Aktivis dari Komnas Perempuan, Mira Listiana, menyatakan bahwa kasus ini harus menjadi pelajaran bahwa
rekonsiliasi tanpa perlindungan dan pendampingan psikologis justru bisa membahayakan korban.
“Kita sering menormalisasi pengampunan dalam KDRT tanpa melihat dinamika kekuasaan yang tidak seimbang di dalam rumah tangga.
Negara harus hadir dengan pendekatan yang lebih holistik,” ujar Mira.
Baca juga:Israel Klaim Tewaskan Orang Terdekat Khamenei, Panglima Baru Iran
Penutup: Perlindungan Nyata Bagi Korban KDRT
Kisah NR dan AR adalah potret nyata dari siklus KDRT yang tidak terselesaikan dengan pendekatan damai semata.

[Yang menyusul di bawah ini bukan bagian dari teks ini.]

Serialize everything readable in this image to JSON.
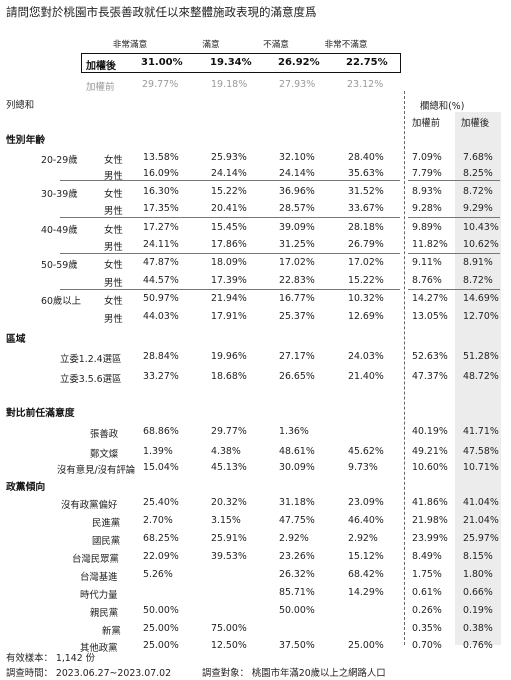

Meskipun pengampunan adalah hak korban, namun negara dan penegak hukum memiliki tanggung jawab untuk tetap melindungi korban dari potensi kekerasan berulang.
Saat ini NR didampingi oleh Lembaga Bantuan Hukum Perempuan dan mendapat perlindungan sementara.
Proses hukum terhadap AR tengah berjalan, dan masyarakat menantikan keadilan ditegakkan secara menyeluruh.
VENUS4D SLOT Semoga kasus ini menjadi peringatan dan pendorong bagi sistem hukum untuk lebih tanggap dan tegas terhadap
pelaku kekerasan dalam rumah tangga, serta memberikan perlindungan maksimal bagi para korban.